(Public em DIABO nº 2397 de 09-12-2022, pág 16, por António João Soares)
O problema não é novo mas está a ser
exageradamente empolado. Recordo a história da carraça na orelha do velhote que
o médico da aldeia aproveitou para obter o dinheiro para poder pagar os estudos
do filho que se formou em medicina. Já é um caso muito antigo mas hoje está
muito agravado. Há muitos medicamentos a serem substituídos não por terem sido
ineficazes, mas por serem muito eficientes, curando rapidamente doenças e
estas, agora, constituem um bom elemento para o rendimento de médicos,
farmacêuticos e outros profissionais da saúde. O objectivo destes é a
manutenção do cliente e, para não o perderem, ele deve manter-se doente, embora
com sintomas controlados.
Contaram-me um caso e pediram-me que
mantivesse em segredo o relator. Este senhor foi chamado para a entrevista uns
dias antes do seu internamento num lar de idosos e uma das tarefas que lhe
apresentaram foi o encontro com o médico que olhou atentamente para a
documentação sobre o seu estado de saúde. Ele não se queixava de doenças e a
razão do seu internamento foi apenas para evitar a solidão, por ter uma família
muito reduzida e com pouca facilidade para lhe dar o necessário apoio: a filha
demasiado zelosa pela sua profissão e pelo tratamento da casa para a qual não
tinha empregada e de que se ocupava activamente nos fins de semana, e dois
filhos já casados e com filhos, a viverem no estrangeiro distante com boas
profissões que os absorvem totalmente e em que procuram ser eficazes, não se
preocupam com o seu velhote.
O médico, ao ver uma análise ao sangue e
urina feita há pouco tempo, disse ao cliente que, quando entrasse para o lar,
devia ir falar com ele para renovar as análises e fazer outras a fim de ele as
observar cuidadosamente, para detectar qualquer pequena deficiência e receitar
a medicação adequada, pois sem isso a sua actividade corria o risco de
despedimento por desnecessária. Pensou que ele estivesse a exagerar, mas depois
verificou que muitos dos internados «comiam» perto de uma dezena de
medicamentos a cada refeição. E um dia o relactor da história, ao fazer o
controlo semanal da pressão arterial, inspirou de forma ruidosa o que foi
interpretado pela funcionária como sintoma de gripe e recomendou a ida ao
médico, tendo ela própria pedido a consulta. O médico, ao vê-lo, não lhe fez
perguntas nem teve conversa e começou a escrever e no computador saindo, a
seguir, da impressora da funcionária sua secretária seis idas a exames e
consultas com diversos especialistas.
O cliente, no dia seguinte, foi almoçar
com um grupo de amigos em que se encontrava um médico e perguntou a este se o
doente é obrigado a obedecer às ordens de um médico. Ele respondeu: «que
ordens? Um médico não dá ordens, apenas dá sugestões, conselhos, receita, etc.

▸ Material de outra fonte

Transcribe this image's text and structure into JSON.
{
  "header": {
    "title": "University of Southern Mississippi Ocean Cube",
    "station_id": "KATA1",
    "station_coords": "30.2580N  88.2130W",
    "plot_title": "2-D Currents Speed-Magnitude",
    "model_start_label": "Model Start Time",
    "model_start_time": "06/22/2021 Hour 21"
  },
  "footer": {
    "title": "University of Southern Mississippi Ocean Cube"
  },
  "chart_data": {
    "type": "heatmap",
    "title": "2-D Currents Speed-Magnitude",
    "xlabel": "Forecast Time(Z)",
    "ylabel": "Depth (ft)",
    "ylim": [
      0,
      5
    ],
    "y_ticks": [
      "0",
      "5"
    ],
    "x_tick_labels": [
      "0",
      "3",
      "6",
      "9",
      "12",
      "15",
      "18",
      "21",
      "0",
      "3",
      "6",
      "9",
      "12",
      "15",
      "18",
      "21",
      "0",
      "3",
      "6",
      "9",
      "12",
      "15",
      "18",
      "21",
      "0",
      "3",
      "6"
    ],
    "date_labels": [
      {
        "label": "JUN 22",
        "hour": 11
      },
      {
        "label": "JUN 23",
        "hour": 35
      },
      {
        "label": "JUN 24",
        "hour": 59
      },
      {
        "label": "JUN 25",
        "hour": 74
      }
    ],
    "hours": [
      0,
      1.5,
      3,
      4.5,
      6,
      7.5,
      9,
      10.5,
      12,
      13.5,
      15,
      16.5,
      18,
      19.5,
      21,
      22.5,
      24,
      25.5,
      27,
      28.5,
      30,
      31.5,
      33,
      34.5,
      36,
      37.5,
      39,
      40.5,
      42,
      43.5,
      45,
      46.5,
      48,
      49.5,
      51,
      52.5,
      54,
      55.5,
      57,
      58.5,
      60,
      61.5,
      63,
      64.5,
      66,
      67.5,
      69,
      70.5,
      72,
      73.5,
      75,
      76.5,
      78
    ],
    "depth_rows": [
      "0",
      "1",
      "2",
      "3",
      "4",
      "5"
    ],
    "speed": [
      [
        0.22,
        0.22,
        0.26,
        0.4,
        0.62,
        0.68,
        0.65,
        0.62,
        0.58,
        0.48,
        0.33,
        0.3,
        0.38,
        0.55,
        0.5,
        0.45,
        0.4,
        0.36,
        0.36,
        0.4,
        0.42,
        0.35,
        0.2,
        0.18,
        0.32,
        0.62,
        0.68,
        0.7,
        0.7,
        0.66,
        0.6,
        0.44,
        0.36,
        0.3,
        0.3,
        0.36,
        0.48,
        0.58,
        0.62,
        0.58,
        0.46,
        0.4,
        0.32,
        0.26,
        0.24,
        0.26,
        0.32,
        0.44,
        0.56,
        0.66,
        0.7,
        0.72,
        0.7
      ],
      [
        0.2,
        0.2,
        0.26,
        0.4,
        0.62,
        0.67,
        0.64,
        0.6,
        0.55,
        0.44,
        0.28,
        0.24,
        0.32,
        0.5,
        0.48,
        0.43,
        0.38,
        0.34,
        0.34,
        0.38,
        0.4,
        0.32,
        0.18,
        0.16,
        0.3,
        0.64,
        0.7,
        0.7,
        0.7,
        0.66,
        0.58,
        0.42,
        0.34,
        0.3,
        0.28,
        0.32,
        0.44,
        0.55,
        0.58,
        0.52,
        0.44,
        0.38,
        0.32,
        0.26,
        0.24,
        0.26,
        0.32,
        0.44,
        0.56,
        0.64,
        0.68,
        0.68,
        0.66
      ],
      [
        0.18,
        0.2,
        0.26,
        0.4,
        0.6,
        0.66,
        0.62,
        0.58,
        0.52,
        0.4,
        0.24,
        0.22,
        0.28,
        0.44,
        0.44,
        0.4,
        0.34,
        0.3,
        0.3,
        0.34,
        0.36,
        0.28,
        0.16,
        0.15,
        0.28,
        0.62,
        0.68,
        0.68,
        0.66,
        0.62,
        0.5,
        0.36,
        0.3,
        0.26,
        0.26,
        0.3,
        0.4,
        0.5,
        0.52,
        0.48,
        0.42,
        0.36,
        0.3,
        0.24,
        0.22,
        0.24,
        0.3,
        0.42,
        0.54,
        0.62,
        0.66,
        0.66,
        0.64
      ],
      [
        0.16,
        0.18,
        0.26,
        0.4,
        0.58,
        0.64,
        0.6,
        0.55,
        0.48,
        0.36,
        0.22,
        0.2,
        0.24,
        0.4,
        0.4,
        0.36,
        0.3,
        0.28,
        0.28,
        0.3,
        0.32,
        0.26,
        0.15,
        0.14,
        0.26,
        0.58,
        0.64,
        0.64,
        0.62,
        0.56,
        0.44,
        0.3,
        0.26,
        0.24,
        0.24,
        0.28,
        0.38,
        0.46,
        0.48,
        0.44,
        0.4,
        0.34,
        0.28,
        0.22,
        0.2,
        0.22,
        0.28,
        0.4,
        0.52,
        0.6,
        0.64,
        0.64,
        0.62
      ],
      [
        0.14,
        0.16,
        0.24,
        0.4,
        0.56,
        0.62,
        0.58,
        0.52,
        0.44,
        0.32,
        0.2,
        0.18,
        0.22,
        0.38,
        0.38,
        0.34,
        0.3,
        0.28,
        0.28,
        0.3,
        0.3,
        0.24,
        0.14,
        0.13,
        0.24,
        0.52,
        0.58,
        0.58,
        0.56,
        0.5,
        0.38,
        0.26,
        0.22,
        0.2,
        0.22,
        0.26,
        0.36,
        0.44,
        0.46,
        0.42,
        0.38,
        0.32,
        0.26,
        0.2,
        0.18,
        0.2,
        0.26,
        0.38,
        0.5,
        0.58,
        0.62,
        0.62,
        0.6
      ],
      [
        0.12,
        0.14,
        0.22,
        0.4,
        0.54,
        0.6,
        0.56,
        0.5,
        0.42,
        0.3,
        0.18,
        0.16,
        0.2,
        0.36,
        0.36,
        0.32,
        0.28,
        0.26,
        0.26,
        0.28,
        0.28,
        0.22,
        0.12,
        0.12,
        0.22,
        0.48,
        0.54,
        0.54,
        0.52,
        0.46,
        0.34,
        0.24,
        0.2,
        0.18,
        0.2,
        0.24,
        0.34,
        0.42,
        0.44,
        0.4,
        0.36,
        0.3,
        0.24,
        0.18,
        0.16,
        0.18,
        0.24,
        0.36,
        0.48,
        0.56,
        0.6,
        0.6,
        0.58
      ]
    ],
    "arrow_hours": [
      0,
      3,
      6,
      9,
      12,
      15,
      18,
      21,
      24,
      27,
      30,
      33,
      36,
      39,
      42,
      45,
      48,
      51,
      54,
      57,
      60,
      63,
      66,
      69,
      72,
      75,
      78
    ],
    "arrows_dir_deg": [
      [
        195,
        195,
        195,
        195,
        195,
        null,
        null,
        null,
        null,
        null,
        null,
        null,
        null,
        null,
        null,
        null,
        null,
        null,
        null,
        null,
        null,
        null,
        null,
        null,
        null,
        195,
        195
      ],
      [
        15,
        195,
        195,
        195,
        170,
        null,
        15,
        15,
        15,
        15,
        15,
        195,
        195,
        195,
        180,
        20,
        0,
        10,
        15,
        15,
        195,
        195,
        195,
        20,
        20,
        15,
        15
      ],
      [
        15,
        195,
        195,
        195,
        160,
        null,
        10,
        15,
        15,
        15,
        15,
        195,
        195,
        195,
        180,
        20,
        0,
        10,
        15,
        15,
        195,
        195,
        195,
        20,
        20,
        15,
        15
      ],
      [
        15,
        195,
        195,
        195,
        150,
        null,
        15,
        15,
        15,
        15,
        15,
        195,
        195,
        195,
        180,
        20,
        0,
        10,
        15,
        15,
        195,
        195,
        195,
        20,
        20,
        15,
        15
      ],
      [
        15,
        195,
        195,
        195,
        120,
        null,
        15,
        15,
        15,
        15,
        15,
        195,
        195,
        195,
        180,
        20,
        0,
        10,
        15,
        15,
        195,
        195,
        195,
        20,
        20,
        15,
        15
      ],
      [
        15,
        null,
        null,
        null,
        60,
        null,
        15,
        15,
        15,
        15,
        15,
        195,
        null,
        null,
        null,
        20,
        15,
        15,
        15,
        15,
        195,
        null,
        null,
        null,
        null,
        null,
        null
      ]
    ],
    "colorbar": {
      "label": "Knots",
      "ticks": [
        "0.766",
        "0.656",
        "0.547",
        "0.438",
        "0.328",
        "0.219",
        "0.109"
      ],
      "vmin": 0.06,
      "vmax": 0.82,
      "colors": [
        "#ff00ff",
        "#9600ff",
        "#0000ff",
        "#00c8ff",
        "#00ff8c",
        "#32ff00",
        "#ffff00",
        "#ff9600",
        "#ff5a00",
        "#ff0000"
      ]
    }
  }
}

que o cliente só segue se concordar. Mesmo o hospital só actua se o doente
concordar, por vezes por escrito».
Li, há tempos, a opinião de um médico que
não quis identificar-se, que hoje as doenças são todas crónicas porque os
médicos não querem perder o cliente, isto é, não querem que deixe de ser
doente, ou evitando que, se possível, faleça ou não se cure. Todo o serviço de
saúde colabora neste esquema e deixa de haver medicamentos que curam
definitivamente e que apenas tornam os sintomas menos agudos. Todas as doenças
passam a ser crónicas! E, assim, se mantêm sempre activos médicos e
farmacêuticos.
O médico deixou de desejar ver no cliente
uma pessoa que viva sempre com saúde mas sim um cliente que continue a consumir
medicamentos, enfim uma ferramenta para aumentar o seu activo.